The Liberal Case for Ted Olson

Lots of rumors floating about that the administration is backing off appointing Ted Olson as Attorney General because of Democratic objections. Look, he was my lawyer in the CIA leak case for my Supreme Court appeal. I had some disagreements with him which I chronicled in Portfolio. And if I was president, I wouldn't appoint him Attorney General because I'm not a hard-core conservative. But this president is. And Ted Olson, unlike Alberto Gonzales, is incredibly well qualified, maybe the best qualified person, to take the job under a Republican president. What's more, he's right wing but not, I think, reflexively so. After all, he sided with former Associate Attorney General James Comey in that showdown with Alberto Gonzales and Andy Card at John Ashcroft's hospital room.
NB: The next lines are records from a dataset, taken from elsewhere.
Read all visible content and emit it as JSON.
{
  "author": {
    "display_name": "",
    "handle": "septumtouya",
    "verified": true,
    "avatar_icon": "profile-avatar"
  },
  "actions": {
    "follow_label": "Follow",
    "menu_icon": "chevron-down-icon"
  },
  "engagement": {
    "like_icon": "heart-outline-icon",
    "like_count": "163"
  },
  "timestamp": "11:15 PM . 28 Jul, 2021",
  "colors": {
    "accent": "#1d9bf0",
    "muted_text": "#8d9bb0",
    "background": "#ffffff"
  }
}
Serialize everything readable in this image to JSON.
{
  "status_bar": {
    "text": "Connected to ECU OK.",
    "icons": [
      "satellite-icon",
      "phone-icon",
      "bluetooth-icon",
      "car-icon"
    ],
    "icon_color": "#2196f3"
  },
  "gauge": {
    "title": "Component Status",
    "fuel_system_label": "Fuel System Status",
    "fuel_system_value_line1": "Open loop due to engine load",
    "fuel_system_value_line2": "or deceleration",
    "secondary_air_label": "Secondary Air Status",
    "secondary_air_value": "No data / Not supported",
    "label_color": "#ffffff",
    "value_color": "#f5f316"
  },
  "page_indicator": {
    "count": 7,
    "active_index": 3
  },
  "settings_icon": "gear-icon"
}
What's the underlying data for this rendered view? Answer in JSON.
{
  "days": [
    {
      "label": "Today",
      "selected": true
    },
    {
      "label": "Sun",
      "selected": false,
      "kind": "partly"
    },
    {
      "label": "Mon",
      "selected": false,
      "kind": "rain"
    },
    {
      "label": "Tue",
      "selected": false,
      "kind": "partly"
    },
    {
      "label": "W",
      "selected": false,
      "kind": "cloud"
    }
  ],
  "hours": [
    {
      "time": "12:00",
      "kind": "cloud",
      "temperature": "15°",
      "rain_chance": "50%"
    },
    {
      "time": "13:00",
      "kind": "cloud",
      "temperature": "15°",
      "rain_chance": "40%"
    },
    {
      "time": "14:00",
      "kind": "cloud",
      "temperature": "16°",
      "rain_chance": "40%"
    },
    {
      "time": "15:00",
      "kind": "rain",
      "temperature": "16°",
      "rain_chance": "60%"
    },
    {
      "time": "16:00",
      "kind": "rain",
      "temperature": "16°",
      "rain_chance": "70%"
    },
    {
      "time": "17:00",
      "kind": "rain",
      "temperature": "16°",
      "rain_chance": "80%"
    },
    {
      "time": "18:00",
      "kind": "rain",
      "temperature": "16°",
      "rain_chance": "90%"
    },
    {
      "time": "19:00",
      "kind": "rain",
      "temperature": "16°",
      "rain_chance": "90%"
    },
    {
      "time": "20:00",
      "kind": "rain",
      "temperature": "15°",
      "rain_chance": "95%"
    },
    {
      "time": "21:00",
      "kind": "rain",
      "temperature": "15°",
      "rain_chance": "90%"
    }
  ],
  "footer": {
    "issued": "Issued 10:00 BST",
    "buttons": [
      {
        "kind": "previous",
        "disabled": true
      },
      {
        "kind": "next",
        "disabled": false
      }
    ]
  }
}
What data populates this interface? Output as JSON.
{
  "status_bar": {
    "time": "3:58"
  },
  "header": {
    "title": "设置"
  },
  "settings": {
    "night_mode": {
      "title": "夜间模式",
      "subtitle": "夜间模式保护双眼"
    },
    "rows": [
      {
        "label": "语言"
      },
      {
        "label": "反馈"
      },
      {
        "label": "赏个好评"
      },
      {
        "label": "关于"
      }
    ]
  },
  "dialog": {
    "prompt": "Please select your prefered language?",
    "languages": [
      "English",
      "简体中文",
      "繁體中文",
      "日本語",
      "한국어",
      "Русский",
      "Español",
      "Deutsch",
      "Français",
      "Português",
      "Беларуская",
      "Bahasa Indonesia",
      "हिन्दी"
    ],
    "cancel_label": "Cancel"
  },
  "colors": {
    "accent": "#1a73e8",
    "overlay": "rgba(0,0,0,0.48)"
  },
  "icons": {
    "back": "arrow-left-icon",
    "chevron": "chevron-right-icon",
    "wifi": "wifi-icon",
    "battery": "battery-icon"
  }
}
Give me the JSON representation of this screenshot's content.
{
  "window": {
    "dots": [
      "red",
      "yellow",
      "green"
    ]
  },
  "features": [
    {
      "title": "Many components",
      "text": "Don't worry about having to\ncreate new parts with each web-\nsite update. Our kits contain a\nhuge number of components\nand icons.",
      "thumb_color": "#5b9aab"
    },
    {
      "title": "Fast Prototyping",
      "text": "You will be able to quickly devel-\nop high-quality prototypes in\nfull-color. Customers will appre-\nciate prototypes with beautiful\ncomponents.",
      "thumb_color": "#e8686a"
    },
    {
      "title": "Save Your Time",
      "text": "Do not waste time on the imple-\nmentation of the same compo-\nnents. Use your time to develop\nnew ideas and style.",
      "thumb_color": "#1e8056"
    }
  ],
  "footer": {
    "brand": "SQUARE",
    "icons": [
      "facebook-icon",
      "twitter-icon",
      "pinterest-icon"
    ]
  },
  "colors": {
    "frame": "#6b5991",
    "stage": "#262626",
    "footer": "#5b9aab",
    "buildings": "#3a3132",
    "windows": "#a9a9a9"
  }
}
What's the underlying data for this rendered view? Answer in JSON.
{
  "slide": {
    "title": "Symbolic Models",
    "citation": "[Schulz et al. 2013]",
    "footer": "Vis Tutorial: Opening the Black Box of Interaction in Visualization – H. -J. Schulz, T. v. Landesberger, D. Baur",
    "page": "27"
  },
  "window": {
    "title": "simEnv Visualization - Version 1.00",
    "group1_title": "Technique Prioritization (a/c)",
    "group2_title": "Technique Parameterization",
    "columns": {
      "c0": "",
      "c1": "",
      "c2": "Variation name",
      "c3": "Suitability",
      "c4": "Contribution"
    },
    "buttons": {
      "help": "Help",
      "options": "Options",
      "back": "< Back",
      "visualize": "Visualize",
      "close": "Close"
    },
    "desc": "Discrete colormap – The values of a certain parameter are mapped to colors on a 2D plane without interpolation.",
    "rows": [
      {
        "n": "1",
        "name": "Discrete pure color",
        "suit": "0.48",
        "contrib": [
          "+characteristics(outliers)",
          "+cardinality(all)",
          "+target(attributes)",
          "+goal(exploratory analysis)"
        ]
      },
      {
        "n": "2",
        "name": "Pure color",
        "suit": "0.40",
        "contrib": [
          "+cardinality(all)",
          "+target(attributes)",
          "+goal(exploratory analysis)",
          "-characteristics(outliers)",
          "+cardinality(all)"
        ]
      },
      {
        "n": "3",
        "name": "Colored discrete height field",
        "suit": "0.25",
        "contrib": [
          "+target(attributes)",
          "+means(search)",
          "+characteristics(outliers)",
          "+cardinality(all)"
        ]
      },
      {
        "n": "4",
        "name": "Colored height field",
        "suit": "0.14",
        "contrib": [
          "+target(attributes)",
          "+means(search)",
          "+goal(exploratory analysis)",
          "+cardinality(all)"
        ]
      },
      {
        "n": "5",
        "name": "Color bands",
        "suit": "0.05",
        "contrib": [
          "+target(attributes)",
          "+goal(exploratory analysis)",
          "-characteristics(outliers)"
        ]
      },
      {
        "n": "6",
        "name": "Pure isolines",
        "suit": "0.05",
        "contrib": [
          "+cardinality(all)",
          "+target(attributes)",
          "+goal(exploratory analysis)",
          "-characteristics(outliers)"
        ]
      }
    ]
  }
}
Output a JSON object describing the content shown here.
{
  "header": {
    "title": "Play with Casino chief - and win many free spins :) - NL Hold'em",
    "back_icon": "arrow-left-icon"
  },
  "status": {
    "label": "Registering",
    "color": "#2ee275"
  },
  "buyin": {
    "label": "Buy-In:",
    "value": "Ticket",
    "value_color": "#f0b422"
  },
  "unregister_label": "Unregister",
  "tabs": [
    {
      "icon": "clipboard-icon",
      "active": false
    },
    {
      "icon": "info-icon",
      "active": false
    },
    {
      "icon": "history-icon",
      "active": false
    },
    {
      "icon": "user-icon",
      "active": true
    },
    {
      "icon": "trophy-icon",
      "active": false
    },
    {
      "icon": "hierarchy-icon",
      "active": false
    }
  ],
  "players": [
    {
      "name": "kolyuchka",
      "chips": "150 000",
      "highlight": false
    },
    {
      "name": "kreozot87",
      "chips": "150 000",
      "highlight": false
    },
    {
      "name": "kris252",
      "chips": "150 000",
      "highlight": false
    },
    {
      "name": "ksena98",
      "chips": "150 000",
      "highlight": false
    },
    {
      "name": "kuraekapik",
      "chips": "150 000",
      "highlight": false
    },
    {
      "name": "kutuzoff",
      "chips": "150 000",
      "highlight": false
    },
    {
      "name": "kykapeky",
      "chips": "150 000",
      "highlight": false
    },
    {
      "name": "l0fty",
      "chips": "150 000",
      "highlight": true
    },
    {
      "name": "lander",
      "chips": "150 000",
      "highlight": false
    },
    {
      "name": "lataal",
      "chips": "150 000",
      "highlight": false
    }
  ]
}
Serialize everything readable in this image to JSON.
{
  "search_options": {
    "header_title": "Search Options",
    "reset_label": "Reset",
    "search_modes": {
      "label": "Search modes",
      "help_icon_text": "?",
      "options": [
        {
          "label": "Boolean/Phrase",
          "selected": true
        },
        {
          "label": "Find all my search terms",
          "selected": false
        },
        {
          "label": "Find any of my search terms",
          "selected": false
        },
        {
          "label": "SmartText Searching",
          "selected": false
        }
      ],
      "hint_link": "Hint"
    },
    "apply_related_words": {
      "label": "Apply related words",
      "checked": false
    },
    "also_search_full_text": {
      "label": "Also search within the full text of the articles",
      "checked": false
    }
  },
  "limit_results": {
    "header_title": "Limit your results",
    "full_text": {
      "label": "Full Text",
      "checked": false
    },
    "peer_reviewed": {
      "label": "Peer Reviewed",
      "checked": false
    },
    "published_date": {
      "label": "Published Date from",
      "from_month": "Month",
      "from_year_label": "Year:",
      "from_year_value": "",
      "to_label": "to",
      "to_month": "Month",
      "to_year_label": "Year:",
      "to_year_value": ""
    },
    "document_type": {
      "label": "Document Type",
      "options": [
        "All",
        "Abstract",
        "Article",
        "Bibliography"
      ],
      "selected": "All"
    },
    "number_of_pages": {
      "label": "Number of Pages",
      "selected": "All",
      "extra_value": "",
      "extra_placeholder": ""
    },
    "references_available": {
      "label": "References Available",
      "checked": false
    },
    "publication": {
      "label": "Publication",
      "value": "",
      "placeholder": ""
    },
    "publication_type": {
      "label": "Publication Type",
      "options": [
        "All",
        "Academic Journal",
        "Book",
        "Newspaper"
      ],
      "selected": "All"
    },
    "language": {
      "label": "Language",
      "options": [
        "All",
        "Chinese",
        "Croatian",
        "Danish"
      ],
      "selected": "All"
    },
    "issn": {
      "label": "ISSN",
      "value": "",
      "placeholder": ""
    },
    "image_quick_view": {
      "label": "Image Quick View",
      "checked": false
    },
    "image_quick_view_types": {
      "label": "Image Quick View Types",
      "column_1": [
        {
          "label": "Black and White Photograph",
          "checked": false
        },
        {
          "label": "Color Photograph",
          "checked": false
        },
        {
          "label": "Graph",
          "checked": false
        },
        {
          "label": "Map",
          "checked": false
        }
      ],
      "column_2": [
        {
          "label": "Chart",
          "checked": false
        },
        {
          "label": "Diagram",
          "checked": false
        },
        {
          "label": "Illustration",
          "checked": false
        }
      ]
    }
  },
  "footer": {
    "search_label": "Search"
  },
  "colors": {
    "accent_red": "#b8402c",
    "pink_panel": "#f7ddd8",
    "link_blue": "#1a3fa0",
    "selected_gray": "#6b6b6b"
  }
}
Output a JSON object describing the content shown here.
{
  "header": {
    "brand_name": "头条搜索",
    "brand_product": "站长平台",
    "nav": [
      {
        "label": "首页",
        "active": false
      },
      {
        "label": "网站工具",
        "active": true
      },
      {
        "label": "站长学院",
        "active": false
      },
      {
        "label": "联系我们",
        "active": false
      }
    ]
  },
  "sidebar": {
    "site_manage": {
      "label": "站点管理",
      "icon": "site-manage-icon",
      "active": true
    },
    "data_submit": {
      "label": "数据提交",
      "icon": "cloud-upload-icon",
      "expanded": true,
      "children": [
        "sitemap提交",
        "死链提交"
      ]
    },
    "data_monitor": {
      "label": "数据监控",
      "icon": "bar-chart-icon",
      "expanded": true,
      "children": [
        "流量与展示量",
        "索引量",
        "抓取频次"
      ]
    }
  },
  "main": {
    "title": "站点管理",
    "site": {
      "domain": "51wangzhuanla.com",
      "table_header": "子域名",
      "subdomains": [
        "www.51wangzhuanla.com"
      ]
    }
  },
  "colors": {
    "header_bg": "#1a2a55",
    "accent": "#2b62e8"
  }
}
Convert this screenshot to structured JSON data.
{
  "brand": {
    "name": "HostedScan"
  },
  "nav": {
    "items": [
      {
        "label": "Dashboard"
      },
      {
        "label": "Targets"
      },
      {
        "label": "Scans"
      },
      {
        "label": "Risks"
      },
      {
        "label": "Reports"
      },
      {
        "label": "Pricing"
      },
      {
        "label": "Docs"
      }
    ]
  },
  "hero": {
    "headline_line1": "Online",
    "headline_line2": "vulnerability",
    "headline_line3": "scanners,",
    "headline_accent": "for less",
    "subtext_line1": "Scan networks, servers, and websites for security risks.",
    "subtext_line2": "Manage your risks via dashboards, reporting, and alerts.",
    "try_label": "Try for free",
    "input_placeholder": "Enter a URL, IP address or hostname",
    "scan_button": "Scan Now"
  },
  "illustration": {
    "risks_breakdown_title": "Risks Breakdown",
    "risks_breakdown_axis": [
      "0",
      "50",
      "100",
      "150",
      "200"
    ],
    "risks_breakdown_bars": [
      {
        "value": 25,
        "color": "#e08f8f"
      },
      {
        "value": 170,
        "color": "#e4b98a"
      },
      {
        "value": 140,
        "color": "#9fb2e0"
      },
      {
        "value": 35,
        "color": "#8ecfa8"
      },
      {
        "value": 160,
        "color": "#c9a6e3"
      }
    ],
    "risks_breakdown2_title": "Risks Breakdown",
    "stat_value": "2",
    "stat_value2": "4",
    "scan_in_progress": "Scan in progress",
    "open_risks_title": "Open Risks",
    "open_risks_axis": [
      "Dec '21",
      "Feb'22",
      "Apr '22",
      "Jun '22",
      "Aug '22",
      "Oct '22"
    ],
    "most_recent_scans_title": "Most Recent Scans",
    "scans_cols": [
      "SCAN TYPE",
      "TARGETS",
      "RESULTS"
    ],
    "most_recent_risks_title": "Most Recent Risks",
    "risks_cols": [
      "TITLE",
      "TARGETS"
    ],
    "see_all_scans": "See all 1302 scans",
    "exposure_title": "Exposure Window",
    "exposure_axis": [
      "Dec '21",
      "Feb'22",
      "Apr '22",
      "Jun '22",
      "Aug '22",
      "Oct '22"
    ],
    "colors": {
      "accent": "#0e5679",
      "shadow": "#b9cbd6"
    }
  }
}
He's got a civil libertarian streak; see his work on First Amendment issues. As an experienced litigator, he's by nature less of an ideologue than a judge or academic. I think the Clinton witchhunts of the 90s were crazy and not just because my wife works for Hillary Clinton. Olson was a part of that, with ties to the American Spectator although he denies being part of the so-called Arkansas Project. I take him at his word. Maybe Bush would be better off with some national unity type attorney general. But he shouldn't have to neuter himself. He has a right to appoint who he wants if they're within parameters of integrity and competence. Olson more than meets those standards. And if Dems reject him, that's a bad precedent for their presidencies. They ought to be free to appoint liberals who are as partisan and brilliant as Olson.